A “regressive” abortion ban in Texas has left the United States in violation of international law, and the Supreme Court, the final guardian of the historic 1973 ruling that legalizes it, is complicit, a United Nations panel of experts said Tuesday. .
President Joe Biden’s administration has vowed to challenge the law in court, and Democrats are already aggressively fundraising on the issue, nervously eyeing their tenuous grip on Congress as the 2022 midterm elections unfold. looming.
With Canada in the middle of a federal campaign featuring a resurgent conservative party and the spectacle of American-style anti-vaccination rallies, some also fear the long-term erosion of abortion rights north of the border.
“I wonder what it means in terms of the public getting used to the idea of abortion restrictions, and that’s really scary,” said Joyce Arthur, executive director of the Abortion Rights Coalition of Canada.
Texas law, which went into effect Sept. 1, prohibits abortions after embryonic heart activity is detected, which is usually at the six-week mark. That’s a very short time for many women to realize they are pregnant, critics say.
It also avoids constitutional problems by expanding the ability of virtually anyone to file a civil lawsuit against abortion providers, physicians, or anyone else who “aids or incites” a patient seeking to undergo a procedure beyond the legal threshold.
Just minutes before the law took effect on Sept. 1, the Supreme Court quietly voted 5-4 against blocking it, evoking fears that Roe v.
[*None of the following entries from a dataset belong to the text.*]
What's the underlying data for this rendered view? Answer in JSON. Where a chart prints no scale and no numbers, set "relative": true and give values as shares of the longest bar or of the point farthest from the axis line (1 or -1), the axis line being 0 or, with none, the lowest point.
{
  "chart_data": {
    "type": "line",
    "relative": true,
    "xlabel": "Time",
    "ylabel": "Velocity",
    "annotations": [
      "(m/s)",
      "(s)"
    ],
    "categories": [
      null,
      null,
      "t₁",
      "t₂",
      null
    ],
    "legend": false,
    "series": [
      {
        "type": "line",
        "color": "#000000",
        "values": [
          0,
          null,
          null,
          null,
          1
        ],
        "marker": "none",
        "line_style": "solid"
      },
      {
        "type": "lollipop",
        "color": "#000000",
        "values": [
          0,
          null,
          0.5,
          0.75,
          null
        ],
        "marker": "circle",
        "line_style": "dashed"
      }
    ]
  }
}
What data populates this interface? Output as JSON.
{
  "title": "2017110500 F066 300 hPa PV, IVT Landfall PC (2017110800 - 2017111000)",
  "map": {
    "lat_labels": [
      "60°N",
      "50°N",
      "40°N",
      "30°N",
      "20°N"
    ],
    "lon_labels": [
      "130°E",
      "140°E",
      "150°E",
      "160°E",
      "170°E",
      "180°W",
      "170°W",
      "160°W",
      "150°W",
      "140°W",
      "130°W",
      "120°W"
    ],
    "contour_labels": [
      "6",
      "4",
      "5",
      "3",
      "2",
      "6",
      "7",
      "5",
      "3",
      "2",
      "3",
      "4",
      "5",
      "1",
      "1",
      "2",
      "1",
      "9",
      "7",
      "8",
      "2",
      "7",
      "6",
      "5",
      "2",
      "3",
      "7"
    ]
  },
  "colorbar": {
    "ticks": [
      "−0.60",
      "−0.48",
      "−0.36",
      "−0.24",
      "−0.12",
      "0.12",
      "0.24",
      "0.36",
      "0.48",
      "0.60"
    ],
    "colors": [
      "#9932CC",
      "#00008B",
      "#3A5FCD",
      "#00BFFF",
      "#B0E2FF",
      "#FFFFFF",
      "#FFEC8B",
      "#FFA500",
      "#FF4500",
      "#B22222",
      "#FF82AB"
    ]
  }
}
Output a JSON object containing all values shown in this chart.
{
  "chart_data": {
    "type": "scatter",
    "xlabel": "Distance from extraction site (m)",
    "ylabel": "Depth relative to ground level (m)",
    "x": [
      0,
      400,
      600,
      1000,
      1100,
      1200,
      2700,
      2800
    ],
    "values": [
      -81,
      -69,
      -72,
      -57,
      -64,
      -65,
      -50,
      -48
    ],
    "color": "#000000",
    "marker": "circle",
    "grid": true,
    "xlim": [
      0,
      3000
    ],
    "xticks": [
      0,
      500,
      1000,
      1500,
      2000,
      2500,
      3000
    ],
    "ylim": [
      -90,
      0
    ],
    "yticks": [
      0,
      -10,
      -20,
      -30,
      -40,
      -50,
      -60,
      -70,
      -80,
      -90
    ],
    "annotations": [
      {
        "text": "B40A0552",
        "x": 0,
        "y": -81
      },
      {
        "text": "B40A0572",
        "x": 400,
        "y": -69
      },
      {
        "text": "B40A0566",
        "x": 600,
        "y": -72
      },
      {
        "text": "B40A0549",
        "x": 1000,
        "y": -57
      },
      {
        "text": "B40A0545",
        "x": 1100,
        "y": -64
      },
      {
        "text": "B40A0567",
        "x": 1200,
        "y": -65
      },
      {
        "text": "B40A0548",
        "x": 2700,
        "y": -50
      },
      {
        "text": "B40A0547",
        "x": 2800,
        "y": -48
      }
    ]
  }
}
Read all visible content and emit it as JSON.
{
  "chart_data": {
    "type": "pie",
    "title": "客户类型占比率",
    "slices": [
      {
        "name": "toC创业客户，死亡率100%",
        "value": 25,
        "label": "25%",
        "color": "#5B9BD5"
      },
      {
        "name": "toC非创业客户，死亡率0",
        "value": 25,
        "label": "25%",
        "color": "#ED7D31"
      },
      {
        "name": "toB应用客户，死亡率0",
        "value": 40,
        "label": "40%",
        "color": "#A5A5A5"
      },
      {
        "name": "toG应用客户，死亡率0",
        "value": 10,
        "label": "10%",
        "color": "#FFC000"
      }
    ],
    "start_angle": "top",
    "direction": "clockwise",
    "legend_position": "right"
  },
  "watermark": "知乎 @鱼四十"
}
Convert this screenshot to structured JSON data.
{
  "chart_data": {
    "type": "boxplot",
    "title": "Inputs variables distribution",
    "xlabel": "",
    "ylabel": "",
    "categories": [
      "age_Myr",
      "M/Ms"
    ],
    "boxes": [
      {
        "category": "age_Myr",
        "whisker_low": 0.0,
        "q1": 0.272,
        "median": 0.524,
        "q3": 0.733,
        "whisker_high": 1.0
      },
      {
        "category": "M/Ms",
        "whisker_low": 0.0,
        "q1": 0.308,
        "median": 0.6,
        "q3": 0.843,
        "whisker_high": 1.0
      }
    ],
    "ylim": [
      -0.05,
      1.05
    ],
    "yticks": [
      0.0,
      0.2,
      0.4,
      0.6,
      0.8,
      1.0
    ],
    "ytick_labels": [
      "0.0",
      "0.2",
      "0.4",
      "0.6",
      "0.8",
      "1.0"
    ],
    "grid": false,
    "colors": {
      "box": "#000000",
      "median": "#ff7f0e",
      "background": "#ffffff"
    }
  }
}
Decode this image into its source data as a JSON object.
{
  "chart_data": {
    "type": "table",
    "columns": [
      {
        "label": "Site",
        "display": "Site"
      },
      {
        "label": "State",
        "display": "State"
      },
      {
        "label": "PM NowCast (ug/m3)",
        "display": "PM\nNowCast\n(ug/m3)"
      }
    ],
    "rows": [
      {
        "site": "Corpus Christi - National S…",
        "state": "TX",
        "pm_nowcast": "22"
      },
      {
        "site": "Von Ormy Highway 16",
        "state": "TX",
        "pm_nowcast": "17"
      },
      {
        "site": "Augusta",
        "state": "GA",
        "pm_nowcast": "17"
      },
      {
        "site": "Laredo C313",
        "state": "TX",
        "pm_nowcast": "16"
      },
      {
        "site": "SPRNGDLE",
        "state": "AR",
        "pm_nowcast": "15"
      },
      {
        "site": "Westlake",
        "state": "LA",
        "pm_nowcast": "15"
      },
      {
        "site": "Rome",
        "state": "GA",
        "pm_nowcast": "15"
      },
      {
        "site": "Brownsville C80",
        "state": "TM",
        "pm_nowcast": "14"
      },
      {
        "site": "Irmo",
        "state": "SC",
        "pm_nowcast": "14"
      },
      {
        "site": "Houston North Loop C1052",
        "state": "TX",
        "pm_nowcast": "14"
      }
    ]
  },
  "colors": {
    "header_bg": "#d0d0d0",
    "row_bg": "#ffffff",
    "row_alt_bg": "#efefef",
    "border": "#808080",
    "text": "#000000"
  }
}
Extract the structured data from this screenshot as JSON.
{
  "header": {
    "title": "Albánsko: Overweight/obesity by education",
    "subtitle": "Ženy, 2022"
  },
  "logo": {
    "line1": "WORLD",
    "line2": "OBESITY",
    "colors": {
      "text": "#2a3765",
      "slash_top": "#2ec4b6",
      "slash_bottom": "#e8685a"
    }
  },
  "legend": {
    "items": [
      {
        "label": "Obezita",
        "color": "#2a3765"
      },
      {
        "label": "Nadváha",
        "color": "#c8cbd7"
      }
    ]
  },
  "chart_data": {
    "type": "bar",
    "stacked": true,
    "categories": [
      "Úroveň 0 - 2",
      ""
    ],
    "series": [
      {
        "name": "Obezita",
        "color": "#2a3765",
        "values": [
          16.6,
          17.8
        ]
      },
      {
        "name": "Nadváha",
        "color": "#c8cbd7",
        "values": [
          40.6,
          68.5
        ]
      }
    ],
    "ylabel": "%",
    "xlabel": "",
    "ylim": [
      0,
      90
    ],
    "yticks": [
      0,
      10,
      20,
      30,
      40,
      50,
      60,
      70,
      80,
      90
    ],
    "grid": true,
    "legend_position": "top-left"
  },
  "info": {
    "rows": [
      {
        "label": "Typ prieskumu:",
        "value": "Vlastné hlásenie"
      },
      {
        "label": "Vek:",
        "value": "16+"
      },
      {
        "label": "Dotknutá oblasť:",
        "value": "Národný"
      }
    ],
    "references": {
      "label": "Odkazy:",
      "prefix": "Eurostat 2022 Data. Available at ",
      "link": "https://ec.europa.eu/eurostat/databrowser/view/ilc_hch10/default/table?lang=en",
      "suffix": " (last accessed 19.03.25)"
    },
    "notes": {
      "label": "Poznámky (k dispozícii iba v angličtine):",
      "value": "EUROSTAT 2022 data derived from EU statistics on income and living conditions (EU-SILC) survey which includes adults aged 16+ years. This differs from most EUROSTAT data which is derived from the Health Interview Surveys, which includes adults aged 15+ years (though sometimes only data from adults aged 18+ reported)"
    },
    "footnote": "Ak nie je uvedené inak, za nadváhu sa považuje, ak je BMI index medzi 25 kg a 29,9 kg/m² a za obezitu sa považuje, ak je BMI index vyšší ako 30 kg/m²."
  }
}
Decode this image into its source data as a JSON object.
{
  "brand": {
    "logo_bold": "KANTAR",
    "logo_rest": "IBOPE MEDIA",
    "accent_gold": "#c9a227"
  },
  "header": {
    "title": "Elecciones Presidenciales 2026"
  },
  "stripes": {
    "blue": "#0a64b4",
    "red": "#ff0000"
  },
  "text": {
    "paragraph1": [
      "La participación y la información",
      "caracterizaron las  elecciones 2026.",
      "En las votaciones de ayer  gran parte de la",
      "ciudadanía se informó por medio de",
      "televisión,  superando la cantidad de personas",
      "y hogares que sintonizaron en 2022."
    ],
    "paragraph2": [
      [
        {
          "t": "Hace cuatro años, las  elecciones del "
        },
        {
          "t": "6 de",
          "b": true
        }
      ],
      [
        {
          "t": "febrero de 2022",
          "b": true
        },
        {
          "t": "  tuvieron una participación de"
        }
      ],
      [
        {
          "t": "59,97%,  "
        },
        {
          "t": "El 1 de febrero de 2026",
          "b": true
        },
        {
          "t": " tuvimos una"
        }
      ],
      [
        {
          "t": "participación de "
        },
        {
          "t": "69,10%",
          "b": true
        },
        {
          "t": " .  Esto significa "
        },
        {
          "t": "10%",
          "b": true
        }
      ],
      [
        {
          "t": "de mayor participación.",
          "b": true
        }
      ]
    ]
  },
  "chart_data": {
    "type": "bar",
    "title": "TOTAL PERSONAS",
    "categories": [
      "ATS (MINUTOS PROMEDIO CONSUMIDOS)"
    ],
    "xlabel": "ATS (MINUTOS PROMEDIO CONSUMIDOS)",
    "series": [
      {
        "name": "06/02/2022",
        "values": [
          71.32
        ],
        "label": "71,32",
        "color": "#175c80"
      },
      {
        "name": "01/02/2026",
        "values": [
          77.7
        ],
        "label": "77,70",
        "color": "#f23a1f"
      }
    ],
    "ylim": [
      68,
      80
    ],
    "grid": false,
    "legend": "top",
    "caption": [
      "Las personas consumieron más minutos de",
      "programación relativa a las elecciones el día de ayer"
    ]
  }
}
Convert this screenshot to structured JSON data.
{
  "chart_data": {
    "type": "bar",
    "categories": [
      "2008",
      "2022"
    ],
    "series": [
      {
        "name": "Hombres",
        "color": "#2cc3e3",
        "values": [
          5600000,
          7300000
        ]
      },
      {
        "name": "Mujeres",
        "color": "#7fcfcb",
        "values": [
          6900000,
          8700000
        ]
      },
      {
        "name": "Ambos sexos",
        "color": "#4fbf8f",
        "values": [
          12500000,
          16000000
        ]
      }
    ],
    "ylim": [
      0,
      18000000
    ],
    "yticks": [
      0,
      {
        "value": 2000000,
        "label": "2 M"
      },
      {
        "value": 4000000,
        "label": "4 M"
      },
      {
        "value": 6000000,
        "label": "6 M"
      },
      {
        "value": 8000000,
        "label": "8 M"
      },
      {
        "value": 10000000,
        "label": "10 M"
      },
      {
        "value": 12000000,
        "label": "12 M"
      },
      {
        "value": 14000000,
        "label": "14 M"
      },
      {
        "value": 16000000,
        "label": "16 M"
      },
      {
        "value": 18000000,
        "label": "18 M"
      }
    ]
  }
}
Wade, the 1973 ruling that established the constitutional right to abortion, may be pending. the balance.
The UN panel, an independent group of special rapporteurs and task force leaders operating with the support of the Office of the High Commissioner for Human Rights, accused Texas of circumventing the US Constitution.
The law also disproportionately targets women who cannot afford to travel out of state, a proportion of the Texas population that is dominated by people of color, experts said in a statement.
The law “delegates” to ordinary citizens by offering financial incentives to enforce it in civil courts, which the panel called a clear violation of human rights that will foster stigma and fear among women and run the risk of inciting to violence against anyone who tries to help them.
“By passing the Texas law, the United States violates international law,” the panel said in a statement.
‘Blatant Attack’: UN Expert Panel Attacks Texas ‘Regressive’ Abortion Law. #USPoli
Several other US states, including Georgia, Mississippi, Kentucky and Ohio, have also passed similar so-called “heartbeat” laws, but remain in legal limbo as a result of legal challenges.
Florida Governor Ron DeSantis, an outspoken opponent of abortion rights, has also reflected on following Texas’ lead, but Texas officials have tried to distance his administration from the idea of financial incentives.
What happens in the United States can have a huge impact on what happens in other parts of the world, said Melissa Upreti, a panel member and chair of the UN Working Group on Discrimination against Women and Girls.
“We see this as a serious setback in the United States,” Upreti said in an interview.
“What has happened in the United States is not good for other countries. And it is a concern that now others feel emboldened because I believe that those who oppose women’s rights to abortion see this as a great victory.”
Conservative leader Erin O’Toole, whose party has long been a lightning rod for the abortion debate, tried to defend herself from a campaign shock from the start of the campaign by coming out in favor of abortion.
O’Toole has also said that he will not prevent members of his conservative group from proposing their own private member bills to restrict abortion, and would allow them to vote in conscience on such legislation.
Arthur, for his part, said he is not overly concerned about a similar challenge to abortion rights in Canada, “a very different place to the United States.”
But like many Canadians who followed the campaign, he has noticed some decidedly American flourishes, notably the legions of protesters who show up at hospitals and liberal rallies to denounce Prime Minister Justin Trudeau’s plan to impose mandatory COVID-19 vaccination rules. for travelers.
Trudeau, who was dumped with gravel at a campaign stop, and NDP leader Jagmeet Singh have proposed tougher criminal penalties for anyone who blocks access to hospitals, vaccine clinics, testing centers, pharmacies and clinics. abortion, or intimidate or harass healthcare workers. .
“This behavior of going to the whole Trudeau campaign stops and yells at him and yells obscenities and throws rocks at him, I mean, it’s just disgusting,” Arthur said.
“I have hope and faith that progressives in the world are still generally a majority of people, hopefully, and a lot of good things are still happening in the world.”
Both Arthur and Upreti pointed to the example of Mexico, where that country’s Supreme Court issued a radical decision last week that declared punishing abortion unconstitutional.
“At the end of the day, it really depends on what people choose to be inspired or influenced by,” Upreti said, citing Canada as a model for their advocacy for human rights and gender equality around the world.
“You’d expect that in Canada, people would be more inspired by those things, rather than a pushback south of the border.”